KUMAN

Mereka bernaung dan berdoa, meriuhkan suasana berpesta
dan mabuk membantai yang bukanlah kaum Gehenna.
Memuja sangat, sampai penis meronta-ronta minta disembelih
agar bisa dielu-elukan gemanya membesar ke hadapan
para pegunungan tinggi; fatamorgana persepsi. Tipuan! Tipuan!
Satu lebih banyak daripada sepuluh, ataupun enam naga.
Mencoba mencabulkan semua naga menjadi para Gehenna
Sekiranya mereka tertawa menang, tak lain tercemas lirih.

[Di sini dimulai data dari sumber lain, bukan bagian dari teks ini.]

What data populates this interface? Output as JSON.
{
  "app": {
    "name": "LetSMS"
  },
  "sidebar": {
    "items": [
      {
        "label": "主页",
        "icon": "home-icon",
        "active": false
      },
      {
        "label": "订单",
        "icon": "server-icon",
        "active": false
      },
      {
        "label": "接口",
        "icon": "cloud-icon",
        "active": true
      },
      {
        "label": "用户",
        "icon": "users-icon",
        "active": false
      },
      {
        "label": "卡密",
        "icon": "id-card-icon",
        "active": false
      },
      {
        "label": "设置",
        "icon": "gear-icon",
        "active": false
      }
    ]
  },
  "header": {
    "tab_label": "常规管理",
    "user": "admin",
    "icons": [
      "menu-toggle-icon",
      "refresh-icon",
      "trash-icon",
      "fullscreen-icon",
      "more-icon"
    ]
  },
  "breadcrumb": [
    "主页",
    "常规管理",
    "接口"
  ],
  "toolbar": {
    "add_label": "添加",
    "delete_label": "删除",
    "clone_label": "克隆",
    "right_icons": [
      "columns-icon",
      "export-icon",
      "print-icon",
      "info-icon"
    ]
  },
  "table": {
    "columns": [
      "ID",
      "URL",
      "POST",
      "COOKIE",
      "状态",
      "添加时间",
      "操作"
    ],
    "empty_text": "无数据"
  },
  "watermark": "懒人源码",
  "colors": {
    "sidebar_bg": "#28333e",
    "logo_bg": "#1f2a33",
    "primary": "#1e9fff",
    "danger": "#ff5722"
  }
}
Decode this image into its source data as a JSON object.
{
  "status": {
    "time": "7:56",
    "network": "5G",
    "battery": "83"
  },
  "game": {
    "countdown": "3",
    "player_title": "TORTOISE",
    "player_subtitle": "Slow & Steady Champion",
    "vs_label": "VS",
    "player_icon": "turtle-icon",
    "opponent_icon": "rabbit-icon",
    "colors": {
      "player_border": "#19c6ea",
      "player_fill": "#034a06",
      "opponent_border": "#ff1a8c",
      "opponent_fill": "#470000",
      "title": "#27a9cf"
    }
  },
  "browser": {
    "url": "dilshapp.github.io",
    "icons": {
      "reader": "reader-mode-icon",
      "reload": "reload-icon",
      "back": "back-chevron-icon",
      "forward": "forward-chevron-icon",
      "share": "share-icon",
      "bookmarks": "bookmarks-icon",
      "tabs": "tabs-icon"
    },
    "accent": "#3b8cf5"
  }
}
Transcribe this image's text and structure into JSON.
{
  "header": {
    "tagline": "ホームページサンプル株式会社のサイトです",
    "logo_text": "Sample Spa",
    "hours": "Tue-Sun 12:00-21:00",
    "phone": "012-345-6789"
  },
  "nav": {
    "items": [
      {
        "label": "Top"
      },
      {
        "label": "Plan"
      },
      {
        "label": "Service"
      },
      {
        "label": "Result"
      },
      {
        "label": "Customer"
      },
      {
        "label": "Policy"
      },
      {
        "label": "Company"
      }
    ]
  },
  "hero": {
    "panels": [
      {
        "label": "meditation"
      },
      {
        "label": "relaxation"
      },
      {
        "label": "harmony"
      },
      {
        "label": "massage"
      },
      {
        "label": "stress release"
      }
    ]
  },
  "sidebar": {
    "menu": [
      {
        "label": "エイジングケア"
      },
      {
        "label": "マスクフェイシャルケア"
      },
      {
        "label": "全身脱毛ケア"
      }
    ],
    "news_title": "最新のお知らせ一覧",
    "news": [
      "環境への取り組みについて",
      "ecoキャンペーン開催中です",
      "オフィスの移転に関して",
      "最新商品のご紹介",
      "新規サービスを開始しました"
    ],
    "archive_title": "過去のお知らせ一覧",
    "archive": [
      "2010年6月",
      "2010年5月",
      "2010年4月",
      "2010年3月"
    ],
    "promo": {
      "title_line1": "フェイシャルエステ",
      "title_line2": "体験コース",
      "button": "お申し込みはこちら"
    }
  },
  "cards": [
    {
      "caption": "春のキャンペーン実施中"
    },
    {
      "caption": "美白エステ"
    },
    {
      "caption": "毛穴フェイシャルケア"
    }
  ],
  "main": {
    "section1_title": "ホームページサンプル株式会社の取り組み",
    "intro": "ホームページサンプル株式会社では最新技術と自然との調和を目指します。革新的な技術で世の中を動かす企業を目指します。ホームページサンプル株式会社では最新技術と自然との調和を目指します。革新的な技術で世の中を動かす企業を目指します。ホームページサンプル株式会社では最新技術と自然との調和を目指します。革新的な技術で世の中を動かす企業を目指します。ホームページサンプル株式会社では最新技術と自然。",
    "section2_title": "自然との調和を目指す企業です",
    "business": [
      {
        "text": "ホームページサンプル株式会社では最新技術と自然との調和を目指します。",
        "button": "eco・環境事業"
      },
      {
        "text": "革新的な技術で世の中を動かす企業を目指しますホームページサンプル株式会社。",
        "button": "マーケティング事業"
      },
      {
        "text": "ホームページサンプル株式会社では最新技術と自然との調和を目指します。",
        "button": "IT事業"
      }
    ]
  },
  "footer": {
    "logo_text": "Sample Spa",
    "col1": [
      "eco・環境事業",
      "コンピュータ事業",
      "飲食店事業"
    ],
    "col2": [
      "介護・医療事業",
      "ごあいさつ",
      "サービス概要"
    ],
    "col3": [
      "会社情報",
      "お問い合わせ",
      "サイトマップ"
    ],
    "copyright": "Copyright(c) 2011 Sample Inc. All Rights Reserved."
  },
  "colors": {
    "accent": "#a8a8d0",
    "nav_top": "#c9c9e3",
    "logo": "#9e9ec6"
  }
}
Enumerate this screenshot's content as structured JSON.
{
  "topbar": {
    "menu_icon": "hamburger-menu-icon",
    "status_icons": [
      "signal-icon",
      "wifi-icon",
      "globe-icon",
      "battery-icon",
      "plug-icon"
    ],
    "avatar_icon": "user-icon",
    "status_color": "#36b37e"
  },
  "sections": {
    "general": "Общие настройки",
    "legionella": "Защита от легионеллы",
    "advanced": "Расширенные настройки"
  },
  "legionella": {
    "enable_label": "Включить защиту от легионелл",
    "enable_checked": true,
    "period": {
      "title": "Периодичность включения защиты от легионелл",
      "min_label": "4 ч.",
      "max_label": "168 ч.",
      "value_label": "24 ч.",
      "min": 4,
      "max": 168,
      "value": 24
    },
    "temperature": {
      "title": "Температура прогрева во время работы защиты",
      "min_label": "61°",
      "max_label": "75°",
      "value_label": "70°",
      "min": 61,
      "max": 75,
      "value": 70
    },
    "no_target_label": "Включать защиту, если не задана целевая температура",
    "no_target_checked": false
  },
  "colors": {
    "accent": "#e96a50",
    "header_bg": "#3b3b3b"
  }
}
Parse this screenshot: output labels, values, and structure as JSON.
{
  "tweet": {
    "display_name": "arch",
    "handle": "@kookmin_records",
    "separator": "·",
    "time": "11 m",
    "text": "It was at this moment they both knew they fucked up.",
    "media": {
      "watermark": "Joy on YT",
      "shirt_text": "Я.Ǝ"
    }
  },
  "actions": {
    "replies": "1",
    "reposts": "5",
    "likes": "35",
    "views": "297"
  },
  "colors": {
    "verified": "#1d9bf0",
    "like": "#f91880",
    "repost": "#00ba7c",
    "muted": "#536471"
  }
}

Bedebah tengah memisahkan lautan dan membuat dinding
Sekeras baja dan setumpul kertas. Bebal gentong nyaring.
Mungkin ada! Mungkin ada! Persepsi penyatuan para naga
agar naga-naga tunduk sebuah gunung, menciumi hingga luruh
dan ombak lilin meleleh menenggelamkan mereka sehingga
para kaum Gehenna menari-nari di atas para mayat sembelih.
Lalu, menyembahkan darah para naga kepadanya, Dybbuk.

Mereka akan menenggelamkan satu persatu dan meneriakkan
kata-kata sambil menelan hati para naga, satu persatu…
Mencoba melepah dan menelan setiap jengkal ladang surga
dari orang-orangan punggung naga; menerkam dengan
persepsi tersebut… Persepsi sekeras baja dan setumpul kertas.
Hanya otot, darah dan daging. Semuanya fana. Semuanya!

Mungkin para Gehenna harus disimpan rapat-rapat dalam
dunia yang; api adalah air, bangkai adalah jubah, darah adalah udara.
Mungkin setelah itu mereka mau sadar bahwa, mereka hanya manusia;
bukanlah dewa, bukanlah pesuruh apalah, bukanlah pengantar pesan,
Yang jelas, tidak ada untungnya menjadi mereka. Toh mereka yang
bertabir emas itu hanya persepsi, biarlah hanyut lebur membusuk.
Mereka hanya manusia, tetapi lebih rendah dari ternak potong.
Mereka hanyalah kuman bergema nyaring hampa di atas para naga.